Allan estaba en la cocina comiendo un bocadillo.
—Cariño, siento no haber podido venir anoche, pero era importante que presentara mi balance de la cuenta «Wharton» —le dijo Karen, al tiempo que se abrazaba a él.
La besó en la mejilla y se liberó de su abrazo.
—No tiene importancia. ¿Quieres comer algo?
—Tendrías que haber esperado, yo me hubiera ocupado.
—Podrías haber tardado otra hora.
—Nunca has dado importancia a la comida.
Karen sirvió «Chianti» en dos vasos y alargó uno a Allan.
—Salud, cariño.
—Salud —contestó él sin sonreír.
—Eh, profesor, ¿qué ocurre?
—Ocurre que hace más o menos una hora tengo la seguridad de que Laurie Kenyon es la misteriosa Leona, la autora de las cartas.
—¿Estás seguro? —Karen tragó saliva.
—Sí.
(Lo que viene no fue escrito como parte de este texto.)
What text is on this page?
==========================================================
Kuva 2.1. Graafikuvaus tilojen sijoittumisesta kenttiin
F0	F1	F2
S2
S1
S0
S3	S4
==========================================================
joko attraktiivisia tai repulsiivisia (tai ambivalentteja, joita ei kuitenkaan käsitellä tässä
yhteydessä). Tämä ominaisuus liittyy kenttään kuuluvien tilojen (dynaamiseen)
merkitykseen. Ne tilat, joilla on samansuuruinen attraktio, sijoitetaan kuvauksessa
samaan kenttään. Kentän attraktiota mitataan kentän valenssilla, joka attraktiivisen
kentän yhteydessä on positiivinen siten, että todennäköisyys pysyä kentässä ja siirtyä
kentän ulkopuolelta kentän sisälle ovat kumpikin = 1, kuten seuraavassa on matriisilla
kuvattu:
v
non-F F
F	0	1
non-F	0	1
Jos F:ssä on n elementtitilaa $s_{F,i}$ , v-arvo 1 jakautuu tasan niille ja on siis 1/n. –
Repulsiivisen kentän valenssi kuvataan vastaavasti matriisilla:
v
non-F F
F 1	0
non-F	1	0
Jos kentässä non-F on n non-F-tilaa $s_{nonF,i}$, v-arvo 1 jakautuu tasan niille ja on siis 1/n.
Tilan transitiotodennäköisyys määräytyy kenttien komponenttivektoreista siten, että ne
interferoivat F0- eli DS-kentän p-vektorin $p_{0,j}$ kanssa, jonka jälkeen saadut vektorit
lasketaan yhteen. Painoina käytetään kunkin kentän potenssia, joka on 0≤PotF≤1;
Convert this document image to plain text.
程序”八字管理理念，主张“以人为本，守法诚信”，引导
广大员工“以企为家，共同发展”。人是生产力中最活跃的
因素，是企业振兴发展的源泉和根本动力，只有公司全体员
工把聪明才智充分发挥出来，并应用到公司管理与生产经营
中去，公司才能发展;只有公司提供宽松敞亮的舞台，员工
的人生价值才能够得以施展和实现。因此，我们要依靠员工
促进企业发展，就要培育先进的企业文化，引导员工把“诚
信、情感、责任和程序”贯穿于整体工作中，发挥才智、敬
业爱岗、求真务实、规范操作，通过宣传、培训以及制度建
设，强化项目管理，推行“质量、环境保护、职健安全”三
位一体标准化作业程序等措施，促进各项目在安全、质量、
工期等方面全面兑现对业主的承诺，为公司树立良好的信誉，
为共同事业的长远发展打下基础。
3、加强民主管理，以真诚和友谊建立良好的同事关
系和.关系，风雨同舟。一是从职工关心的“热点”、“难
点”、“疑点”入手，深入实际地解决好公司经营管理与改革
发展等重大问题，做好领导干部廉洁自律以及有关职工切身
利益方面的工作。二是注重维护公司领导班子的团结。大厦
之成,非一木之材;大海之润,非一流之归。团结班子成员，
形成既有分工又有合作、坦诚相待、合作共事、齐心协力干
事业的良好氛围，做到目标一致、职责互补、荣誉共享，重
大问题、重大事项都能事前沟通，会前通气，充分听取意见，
Me había puesto a corregir unos trabajos, y el que ella había entregado llevaba adjunta una nota diciendo que el ordenador fallaba, por lo que había tenido que terminarlo en una vieja máquina de escribir portátil. No hay la menor duda de que se trata de la misma en la que se escribieron las cartas…, incluyendo la que llegó ayer.
La sacó del bolsillo y se la alargó a Karen.
Allan, queridísimo mío. Nunca olvidaré esta noche. Me gusta verte dormir. Me encanta ver la forma en que te das la vuelta y te arropas. ¿Por qué quieres la habitación tan fría? Cerré un poquito la ventana, ¿no te diste cuenta? Seguro que no, en cierta forma podrías ser el prototipo del profesor despistado. Pero sólo en cierta forma. Nunca me dejes fuera de tus pensamientos. Si tu mujer no te quiere lo suficiente para estar siempre a tu lado, yo sí. Todo mi amor.
LEONA
Karen releyó la carta.
—Cielos, Allan, ¿crees que la chica ha entrado aquí?
—No. Se inventa todos esos encuentros en mi despacho. Y hace lo mismo con sus referencias a esta casa.
—Sobre eso no estoy tan segura. Ven.
La siguió al dormitorio. Karen se adelantó hasta el ventanal y cogió el picaporte. La ventana se abrió hacia fuera silenciosa. Saltó el alféizar, a un par de palmos del suelo, y volvió a entrar.
—Es fácil. Allan, quizá sean invenciones suyas, pero puede haber estado aquí. Tú duermes como un tronco. A partir de ahora no puedes dejar la ventana abierta.
—Esto ha llegado demasiado lejos. No pienso cambiar mis costumbres. Debo hablar con Sarah Kenyon, y lo siento mucho por Laurie, pero su hermana tiene que procurarle ayuda médica.
Dejó un mensaje muy breve en el contestador automático:
«Es de suma importancia que hable con usted».
Sarah le telefoneó a las dos y media. Karen escuchó cómo la voz de Allan cambiaba de la frialdad a la preocupación.
—Sarah, ¿qué ocurre? ¿Se trata de Laurie? ¿Le ha sucedido algo? —esperó—. ¡Oh, Dios mío, es terrible! Sarah, no llore, aunque ya sé lo duro que resulta todo esto. Se pondrá bien, déle tiempo. No, sólo quería comentar sus notas con usted. Sí, ya hablaremos. Adiós.
Colgó y miró a Karen.
—Laurie está en el hospital. Ha tenido una especie de ataque de nervios al salir del psiquiatra. Parece ser que se encuentra bien, pero quieren tenerla esta noche en observación. Su hermana se halla al límite de sus fuerzas.
—¿Volverá Laurie a la Facultad?
—Parece ser que está decidida a ir el lunes. —Se encogió de hombros con impotencia—. Karen, ahora no puedo enseñar esas cartas a Sarah.
—¿Las entregarás al decano?
—A Larkin. Seguro que él pedirá a alguno de los psicólogos que hable con Laurie. Sé que ella acude a un psiquiatra de Ridgewood, pero quizá también necesite asesoramiento aquí. ¡Pobre chica!